Vol. 11, No. 15 August 13 - 26, 1998


Local School Construction Zones


In our last issue we reviewed the many school construction and repair projects
underway in our communities. Following is more information regarding the work
at local schools.

PS 56: This dilapidated East 207th Street elementary school will receive a
massive $1.56 million facelift.

In addition to all 140 windows and the roof being replaced, several parapets
and two interior staircases will also be rebuilt. The project is slated to
finish in August 1999.

PS 56 will also have a new boiler by March 1999, according to the New York
City School Construction Authority (SCA).

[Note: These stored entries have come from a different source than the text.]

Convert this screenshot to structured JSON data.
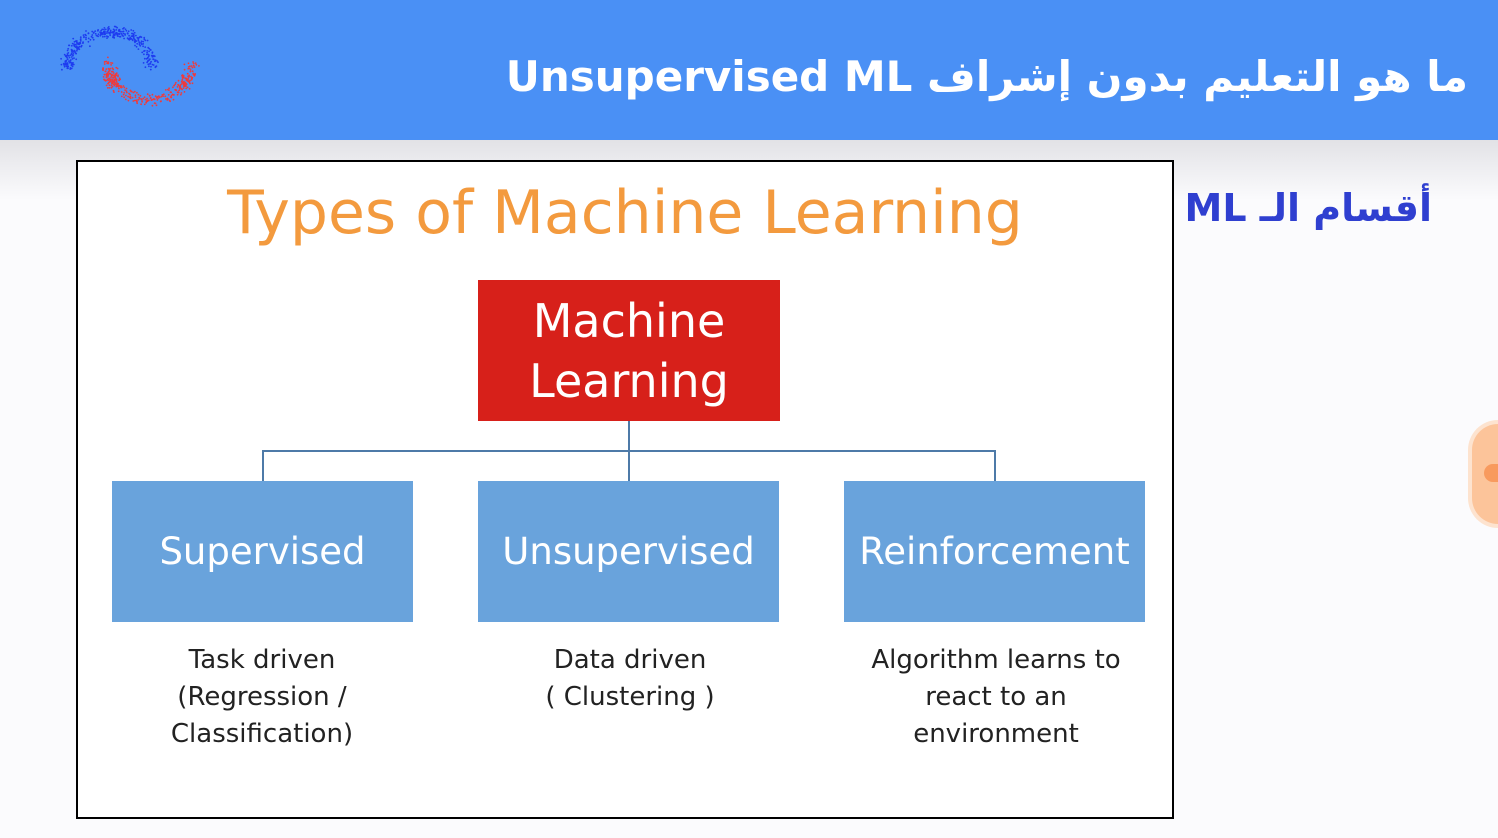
{
  "header": {
    "title": "ما هو التعليم بدون إشراف Unsupervised ML",
    "logo_colors": [
      "#1e3cf0",
      "#f03a3a"
    ]
  },
  "side_heading": "أقسام الـ ML :",
  "slide": {
    "title": "Types of Machine Learning",
    "root": "Machine Learning",
    "children": [
      {
        "label": "Supervised",
        "description": [
          "Task driven",
          "(Regression /",
          "Classification)"
        ]
      },
      {
        "label": "Unsupervised",
        "description": [
          "Data driven",
          "( Clustering )"
        ]
      },
      {
        "label": "Reinforcement",
        "description": [
          "Algorithm learns to",
          "react to an",
          "environment"
        ]
      }
    ]
  },
  "colors": {
    "header": "#4a90f5",
    "title": "#f39a3e",
    "root": "#d7201a",
    "child": "#69a3dc",
    "side": "#2f3fd0"
  }
}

PS/MS 95: Originally not designated for the first round of boiler
replacements, the Van Cortlandt Village school got pushed to the head of the
list, at the insistence of Assemblyman Jeffrey Dinowitz, when noxious fumes
emitted by the boiler caused an evacuation this spring.

The modern boilers are being funded by a state bond issue. Fred Winters, an
SCA spokesman, said design of the new heater will be completed in November
with construction to begin in December.

“We will begin the heating season with the temporary boiler,” said Bruce
Irushalmi, director of special projects for District 10. “It’s possible there
could be a conversion before the end of the heating season.”

MS 254: The SCA has awarded the contract for the new middle school, to be
located on Washington Avenue in Belmont but servicing children from PS 46, PS
246, and the future PS 54 in Fordham Bedford. The contractor, Manhattan-based
Canron Innovax, has built many schools for the city, according to Winters, and
had the green light to start work on July 1.

Canron’s project manager Lloyd Stark reported his company is waiting for an
excavation permit to start work, and may use this interval to clear the site
and dig a “test pit,” a hole used to find underground rock before construction
can begin.

PS 54: As of the end of July, contractor Leon D. Matteis had finished 67
percent of the new 600-seat elementary school on Webster Avenue, Winters said.
The project is on schedule for substantial completion in February 1999 and
“final completion” (the fixing of any errors found by SCA inspectors) by April

MS 80 Computer Lab and Windows: MS 80 on Mosholu Parkway is getting a new computer lab, earmarked for the school by City Councilwoman June M. Eisland in a 1996 member item. The project was originally scheduled for completion last September. The delays were due to the last-minute disqualification of the original contractor, according to the SCA.

The replacement of the first 178 of the almost 800 windows at MS 80 will be
complete by the beginning of the school year, according to SCA spokeswoman
Debra Perry.

PS 280: A 493-seat modular addition to the main school will allow PS 280,
which is crammed into too little space in the same building as MS 80, to have
its own facilities in the schoolyard.

The project has begun and will continue throughout the coming school year.
Canron Innovax, the same company that is building MS 254, has dug a massive
pit in the school yard and has extended fencing at the side of the school onto
Steuben Avenue.

Four red portable classrooms that have been uprooted to make room for the
addition now abut the Rochambeau Avenue side of the yard, separated from the
construction by a fence. Both Winters and Irushalmi confirmed they would be
repositioned and used for PS 280 classes until the addition is finished.

Winters said strict measures were being taken to protect children and school
staff during construction.

“It’s checked eight ways to Sunday,” Winters said. “[At PS 280], the kids
will be separated and safe from the construction.” Because of the fencing,
Winters said he saw no safety reasons to stop construction while PS 280 was in
session, but noise problems would fall under the judgement of the building’s
two principals.

When called for comment this week, no one answered the phone at PS 280 or MS 80. Speaking for the district administration, Irushalmi pledged a zero
tolerance policy against safety threats and “excessive noise.”

“If there’s noxious fumes, extreme noise — anything that is a health or safety
concern — the work won’t go on,” Irushalmi said.